The graph he pulled up was self-explanatory. The power consumption levels for the property were at nearly nothing for the first three-and-a-half days. Then, suddenly, they had spiked up to a normal usage pattern.
"That spike occurred three hours and twelve minutes after the suspect's call to Gretta Stevenson." He turned and smiled at Jerome, who nodded. "If they had gone somewhere already occupied, we might not have been able to tell. But the change here is so dramatic that it's clear that someone took up residence. Given the timing and everything else, I think it's a pretty good lead."
Jerome rubbed his face. "It's an excellent lead," he said. "Actually, there's one thing we'll need to double check on. These readings," he indicated the flat ones, "could be due to errors in the metering system. If that's the case, we should a record of the utility incident in the archives room."
Jerome stood up and waved to Darla, who hurried over. "Miles here has something he needs to check out in the archives. Why don't you show him down there and help him find it." He squeezed her shoulder a couple times, a coded warning.

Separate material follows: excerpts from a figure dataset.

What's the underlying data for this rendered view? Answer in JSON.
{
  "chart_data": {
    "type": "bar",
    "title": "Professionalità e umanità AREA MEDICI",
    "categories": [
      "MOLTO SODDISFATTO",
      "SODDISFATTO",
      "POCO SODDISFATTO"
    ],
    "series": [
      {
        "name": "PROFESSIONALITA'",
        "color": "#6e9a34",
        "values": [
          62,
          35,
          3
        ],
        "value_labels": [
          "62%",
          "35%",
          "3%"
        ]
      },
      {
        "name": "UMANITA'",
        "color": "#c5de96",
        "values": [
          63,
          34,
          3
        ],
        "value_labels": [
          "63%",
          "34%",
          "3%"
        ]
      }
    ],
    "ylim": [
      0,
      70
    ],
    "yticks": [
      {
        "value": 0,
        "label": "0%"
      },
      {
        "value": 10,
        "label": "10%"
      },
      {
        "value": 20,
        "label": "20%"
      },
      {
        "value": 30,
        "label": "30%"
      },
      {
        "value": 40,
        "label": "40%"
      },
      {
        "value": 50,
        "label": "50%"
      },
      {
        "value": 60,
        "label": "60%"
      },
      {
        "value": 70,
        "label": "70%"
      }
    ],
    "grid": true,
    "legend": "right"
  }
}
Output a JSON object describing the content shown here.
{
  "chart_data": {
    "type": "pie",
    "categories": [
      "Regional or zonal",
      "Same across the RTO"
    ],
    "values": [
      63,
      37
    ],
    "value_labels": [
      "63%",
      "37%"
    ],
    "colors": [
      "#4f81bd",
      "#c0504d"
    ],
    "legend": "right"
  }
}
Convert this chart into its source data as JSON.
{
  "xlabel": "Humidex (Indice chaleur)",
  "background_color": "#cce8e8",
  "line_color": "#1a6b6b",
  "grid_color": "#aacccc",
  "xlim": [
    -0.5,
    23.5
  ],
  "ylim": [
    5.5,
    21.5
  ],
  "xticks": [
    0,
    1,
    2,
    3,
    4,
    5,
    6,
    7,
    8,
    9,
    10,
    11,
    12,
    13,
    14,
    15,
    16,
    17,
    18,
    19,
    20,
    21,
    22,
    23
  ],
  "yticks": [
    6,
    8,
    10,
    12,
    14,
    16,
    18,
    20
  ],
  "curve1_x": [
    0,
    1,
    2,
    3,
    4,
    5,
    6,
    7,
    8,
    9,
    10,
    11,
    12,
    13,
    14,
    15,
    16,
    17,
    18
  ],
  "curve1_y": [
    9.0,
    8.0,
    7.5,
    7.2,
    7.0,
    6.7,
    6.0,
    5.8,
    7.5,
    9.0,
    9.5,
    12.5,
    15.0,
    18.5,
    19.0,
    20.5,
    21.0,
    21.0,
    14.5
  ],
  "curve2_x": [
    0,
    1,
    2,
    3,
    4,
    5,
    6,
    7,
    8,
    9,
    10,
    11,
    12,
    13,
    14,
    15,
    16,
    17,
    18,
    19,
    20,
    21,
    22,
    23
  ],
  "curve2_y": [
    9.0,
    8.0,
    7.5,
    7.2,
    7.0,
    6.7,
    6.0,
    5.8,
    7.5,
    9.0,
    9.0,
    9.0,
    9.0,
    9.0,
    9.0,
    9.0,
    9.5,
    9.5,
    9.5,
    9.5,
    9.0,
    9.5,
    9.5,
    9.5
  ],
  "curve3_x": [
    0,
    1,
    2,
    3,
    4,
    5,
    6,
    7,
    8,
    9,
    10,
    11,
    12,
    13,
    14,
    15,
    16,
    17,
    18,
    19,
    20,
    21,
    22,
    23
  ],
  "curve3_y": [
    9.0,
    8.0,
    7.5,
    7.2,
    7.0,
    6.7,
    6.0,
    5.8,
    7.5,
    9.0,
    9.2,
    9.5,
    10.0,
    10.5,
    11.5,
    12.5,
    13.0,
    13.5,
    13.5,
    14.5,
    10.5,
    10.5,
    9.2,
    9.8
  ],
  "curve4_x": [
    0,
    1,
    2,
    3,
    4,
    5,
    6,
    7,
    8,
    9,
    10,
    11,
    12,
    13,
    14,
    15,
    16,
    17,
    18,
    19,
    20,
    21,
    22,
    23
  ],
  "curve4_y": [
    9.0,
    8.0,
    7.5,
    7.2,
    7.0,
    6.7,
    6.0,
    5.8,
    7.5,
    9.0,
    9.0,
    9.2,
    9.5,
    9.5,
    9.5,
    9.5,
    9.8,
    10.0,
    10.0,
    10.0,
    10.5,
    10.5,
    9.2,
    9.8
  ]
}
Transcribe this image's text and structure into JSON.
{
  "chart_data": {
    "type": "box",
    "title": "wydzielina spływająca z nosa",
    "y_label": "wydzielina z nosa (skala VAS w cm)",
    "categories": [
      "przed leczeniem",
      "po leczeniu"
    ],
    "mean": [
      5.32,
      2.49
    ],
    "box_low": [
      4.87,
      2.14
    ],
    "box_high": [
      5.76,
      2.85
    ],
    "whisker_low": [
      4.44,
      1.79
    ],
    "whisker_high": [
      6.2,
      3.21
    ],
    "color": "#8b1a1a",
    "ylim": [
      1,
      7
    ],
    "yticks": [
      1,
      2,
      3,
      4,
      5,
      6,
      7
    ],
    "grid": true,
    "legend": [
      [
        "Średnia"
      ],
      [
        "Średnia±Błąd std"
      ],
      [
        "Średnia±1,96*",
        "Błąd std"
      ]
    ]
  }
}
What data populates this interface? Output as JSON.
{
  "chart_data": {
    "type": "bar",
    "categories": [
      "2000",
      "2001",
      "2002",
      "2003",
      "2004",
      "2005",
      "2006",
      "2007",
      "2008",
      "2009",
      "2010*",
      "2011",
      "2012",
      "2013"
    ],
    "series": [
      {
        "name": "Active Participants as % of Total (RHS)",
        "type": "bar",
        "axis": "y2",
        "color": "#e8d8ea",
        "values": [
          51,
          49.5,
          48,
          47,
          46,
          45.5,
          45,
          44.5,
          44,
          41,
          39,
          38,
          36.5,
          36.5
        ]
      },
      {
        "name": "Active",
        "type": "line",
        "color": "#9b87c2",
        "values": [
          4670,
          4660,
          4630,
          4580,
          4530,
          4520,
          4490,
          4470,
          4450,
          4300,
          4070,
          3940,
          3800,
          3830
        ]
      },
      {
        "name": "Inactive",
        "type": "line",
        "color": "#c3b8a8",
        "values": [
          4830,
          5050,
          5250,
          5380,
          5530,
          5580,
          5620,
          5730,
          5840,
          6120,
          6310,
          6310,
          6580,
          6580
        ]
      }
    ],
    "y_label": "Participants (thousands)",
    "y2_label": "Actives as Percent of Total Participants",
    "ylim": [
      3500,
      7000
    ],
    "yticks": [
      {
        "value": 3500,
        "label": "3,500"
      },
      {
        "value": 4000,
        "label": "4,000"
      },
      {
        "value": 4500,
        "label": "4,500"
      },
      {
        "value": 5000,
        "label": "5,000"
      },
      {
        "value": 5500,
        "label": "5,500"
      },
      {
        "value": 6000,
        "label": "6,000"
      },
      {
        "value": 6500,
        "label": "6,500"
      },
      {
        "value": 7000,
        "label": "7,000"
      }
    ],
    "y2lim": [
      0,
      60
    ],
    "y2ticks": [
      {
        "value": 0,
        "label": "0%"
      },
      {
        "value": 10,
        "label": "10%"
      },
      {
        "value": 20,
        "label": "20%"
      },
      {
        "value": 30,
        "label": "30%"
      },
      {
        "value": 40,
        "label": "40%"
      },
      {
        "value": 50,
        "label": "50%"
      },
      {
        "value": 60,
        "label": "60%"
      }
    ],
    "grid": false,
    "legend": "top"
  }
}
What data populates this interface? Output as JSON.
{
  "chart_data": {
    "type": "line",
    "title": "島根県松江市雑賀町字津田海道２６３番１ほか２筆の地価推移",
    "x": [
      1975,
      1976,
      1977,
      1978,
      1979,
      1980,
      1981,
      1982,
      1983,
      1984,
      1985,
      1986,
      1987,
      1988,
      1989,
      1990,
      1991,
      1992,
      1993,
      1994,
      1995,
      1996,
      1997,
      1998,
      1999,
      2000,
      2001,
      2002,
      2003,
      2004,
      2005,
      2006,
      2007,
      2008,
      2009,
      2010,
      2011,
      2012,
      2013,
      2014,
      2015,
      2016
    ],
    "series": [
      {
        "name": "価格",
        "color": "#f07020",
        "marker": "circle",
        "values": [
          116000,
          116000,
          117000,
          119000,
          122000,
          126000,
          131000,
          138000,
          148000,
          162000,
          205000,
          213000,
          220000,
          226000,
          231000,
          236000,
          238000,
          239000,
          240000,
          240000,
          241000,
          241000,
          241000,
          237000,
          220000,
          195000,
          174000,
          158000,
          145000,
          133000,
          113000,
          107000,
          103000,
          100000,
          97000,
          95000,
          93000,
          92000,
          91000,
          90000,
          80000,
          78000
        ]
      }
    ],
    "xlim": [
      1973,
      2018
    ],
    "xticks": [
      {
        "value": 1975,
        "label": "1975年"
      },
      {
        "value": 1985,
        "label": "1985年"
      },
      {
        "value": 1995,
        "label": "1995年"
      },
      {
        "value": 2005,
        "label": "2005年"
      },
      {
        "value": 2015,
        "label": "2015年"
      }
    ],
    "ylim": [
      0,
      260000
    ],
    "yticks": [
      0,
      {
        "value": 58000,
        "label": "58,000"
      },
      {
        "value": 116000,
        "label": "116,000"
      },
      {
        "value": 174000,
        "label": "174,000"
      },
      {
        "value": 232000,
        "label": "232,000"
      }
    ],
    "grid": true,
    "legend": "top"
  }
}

"Right," she said, and gestured for young Miles to lead the way to the lift. He walked by, and Darla risked a quick, whispered clarification. "Keep him there?" she asked as she turned to follow him. Jerome nodded.
He watched them get to the lift, then turned back to the workstation. He clicked on the 'print' command to get the location, snagged the paper and folded it into his pocket. Then he hit the power button on the workstation, erasing the work. Checking to see if anyone noticed, he turned and walked towards Crombey's office.
The advantage to being in a bee-hive was that everyone was too busy to really notice what the others were doing. That worked to his advantage. He felt confident that it would be some time before Miles's absence was commented upon.
Jerome surreptitiously signaled to Jonathan, who promptly left Crombey's office. They walked to the lift and got on together. "We've found them," Jerome said.